Once the steps are clear, we can start thinking in batches instead of one review at a time. Sentence Transformers documents that batch_size can significantly improve encoding speed, and it also supports processing text in chunks with a batch size inside each chunk; it even provides multi-process encoding for running across several CPUs or GPUs. In practical terms, that means we can hand the model a stack of reviews, let it embed them in manageable pieces, and keep the machine busy instead of waiting on one comment after another. That is the quiet trick that makes embedding-based keywords viable at Steam scale.
The next move is to reuse work wherever we can. Instead of re-encoding the same corpus every time we tweak the top-n keyword count or phrase length, we can save the document embeddings and the candidate embeddings, then feed them back into the ranking step while we experiment. KeyBERT’s documentation explicitly shows this pattern: generate embeddings once, then pass them into keyword extraction to speed up tuning. For a huge Steam review set, that kind of reuse turns the pipeline from a slow one-off script into something we can refine without starting over each time.

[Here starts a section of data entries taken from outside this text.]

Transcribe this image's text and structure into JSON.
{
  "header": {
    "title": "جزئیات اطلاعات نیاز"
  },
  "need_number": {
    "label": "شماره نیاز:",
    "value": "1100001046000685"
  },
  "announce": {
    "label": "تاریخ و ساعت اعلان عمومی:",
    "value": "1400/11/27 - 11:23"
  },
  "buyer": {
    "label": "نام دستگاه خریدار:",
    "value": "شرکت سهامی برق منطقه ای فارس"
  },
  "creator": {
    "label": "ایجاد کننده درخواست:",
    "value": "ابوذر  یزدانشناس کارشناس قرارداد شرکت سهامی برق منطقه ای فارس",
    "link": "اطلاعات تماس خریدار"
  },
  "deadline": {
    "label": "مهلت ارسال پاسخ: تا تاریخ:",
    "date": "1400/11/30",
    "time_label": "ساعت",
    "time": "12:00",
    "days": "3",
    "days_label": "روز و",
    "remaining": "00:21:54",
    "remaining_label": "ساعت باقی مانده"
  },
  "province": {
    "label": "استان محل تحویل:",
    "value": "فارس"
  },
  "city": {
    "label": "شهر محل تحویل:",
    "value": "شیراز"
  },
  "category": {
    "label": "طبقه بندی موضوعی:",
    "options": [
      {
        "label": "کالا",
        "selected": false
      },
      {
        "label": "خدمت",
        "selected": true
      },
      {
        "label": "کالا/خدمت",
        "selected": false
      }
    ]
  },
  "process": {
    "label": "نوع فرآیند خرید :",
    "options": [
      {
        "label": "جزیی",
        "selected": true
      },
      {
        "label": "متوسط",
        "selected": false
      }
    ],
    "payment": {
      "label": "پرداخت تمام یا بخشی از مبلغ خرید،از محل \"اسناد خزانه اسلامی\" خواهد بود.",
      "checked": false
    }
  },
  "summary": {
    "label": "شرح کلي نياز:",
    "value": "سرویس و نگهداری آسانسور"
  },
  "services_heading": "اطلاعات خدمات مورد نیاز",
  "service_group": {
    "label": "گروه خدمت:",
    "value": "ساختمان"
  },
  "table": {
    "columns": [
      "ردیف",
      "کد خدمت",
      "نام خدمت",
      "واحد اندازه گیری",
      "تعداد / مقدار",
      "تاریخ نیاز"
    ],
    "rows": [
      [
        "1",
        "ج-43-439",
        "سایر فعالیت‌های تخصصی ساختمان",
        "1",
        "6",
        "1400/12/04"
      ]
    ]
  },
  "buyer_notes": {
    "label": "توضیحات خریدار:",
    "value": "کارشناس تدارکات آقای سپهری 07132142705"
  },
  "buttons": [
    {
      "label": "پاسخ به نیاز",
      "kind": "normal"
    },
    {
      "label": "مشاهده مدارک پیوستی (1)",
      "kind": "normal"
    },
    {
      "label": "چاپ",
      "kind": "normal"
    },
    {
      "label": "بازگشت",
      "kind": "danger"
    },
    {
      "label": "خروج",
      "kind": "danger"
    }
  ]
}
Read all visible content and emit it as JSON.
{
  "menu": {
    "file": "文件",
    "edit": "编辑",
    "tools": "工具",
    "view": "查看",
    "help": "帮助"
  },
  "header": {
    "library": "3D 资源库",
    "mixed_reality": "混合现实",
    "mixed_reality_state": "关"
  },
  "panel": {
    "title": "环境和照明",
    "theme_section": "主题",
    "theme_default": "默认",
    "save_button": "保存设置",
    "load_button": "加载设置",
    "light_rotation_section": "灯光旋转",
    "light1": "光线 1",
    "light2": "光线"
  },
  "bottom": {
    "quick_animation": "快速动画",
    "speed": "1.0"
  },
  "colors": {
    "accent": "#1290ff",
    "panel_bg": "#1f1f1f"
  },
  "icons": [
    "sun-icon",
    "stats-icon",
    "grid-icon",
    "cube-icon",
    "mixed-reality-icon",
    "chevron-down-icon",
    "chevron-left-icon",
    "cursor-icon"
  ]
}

We also want the pipeline to handle messy reviews with a steady hand. Some entries will be blank, some will be duplicates, and some will be so short that they barely contain a full thought. This is where the earlier text preparation work pays off, because scikit-learn’s CountVectorizer gives us control over tokenization, stop words, and n-gram ranges, while KeyBERT lets us choose candidate phrase lengths through its keyword settings. That means we can keep meaningful phrases like “frame rate” or “early access” in play while ignoring noise that would otherwise crowd the output.
What we end up with is not a single magical function, but a reliable routine: take a review, normalize it, embed it, compare it against candidate phrases, and store the ranked keywords in a format we can inspect later. That rhythm is what makes embedding-based keywords feel trustworthy, because every review goes through the same path and every result can be traced back to the same settings. In other words, the pipeline stops being a pile of ad hoc experiments and becomes a repeatable way to read Steam reviews at scale, one theme at a time.